広場の片隅に馬車を停めると、御者のおじさんが「ありがとう」と言って小さく頭を下げた。リンゴのカゴを丁寧に抱えて、にこにこと村の家並みに消えていく姿に、航平もなんだかほっとしたような気持ちになる。
「……平和に終わってよかったですねぇ」
「荷物の方がよっぽど重かったな」
アレクが肩をぐるぐると回しながら呟くと、ヴァイスもそれに続いて無言で小さく頷いた。

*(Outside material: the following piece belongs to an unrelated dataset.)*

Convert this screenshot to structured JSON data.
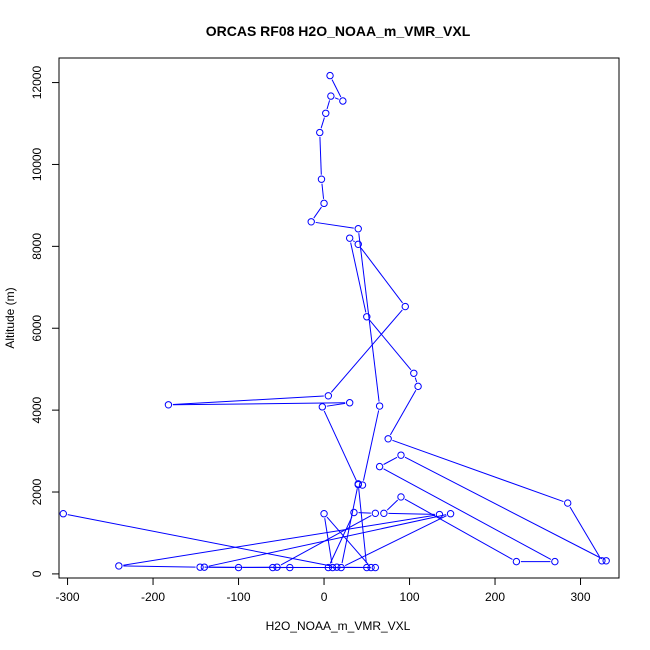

日差しはやや傾き始めていて、風も少し涼しくなってきた。
村の中心には小さな井戸があり、子どもたちが声を上げて遊んでいる。
──何気ない、でも確かな日常の風景だった。
「なぁ、ヴァイス」
ふと、アレクが隣に立つヴァイスへ声をかけた。
その呼びかけに、ヴァイスは無言のまま視線を向ける。
アレクは、井戸の方を見ながら軽く言った。
「んな大げさに考えんなよ。飼い主が変わるだけ。……そう言ったろ」
一瞬、風が吹いた。
ヴァイスの銀の髪がさらりと揺れて、彼は目を細める。
「……それで、お前はいいのか」
「いいから言ってんだよ。……つか、お前もいいと思ってるから来たんだろうが」
それは、アレクなりの、誤魔化しでも説得でもない肯定だった。
ヴァイスが今までどう生きてきたのか、どう考えてきたのか、アレクは理解している。
そして、わざわざ変えなくていい。変えたいなら変えればいい。
そういう、自分なりの生き方で構わない──という、遠回しな受け入れ。
航平はそれを見ながら、なんとも言えない気持ちになっていた。
何気ない会話に見えて、たぶんこれが、彼らにとっての大事な一歩なんだと思う。
「つぅかお前はともかくとして、ヴァイスにはもっと護衛任務をこなして慣れてもらわねぇとな」
「え?」
そうなの? と思っている航平を横目に、ヴァイスも肯定するように深く頷いた。
「わかってると思うが、ただ戦うのと誰かを守りながら戦うのとじゃ全然違ぇ。俺一人じゃそこまで見きれなかったから、今までは護衛任務はあえて避けてた。けど、今はお前がいる」
「……そうだな」
ヴァイスがぽつりと、けれどはっきりと応じる。その声には、ためらいはなかった。
変わることに、まだ慣れてはいない。でも、それでも。変わっていくための一歩なら、もう踏み出しているのだと思う。
村の空は、少しだけ茜色に染まり始めていた。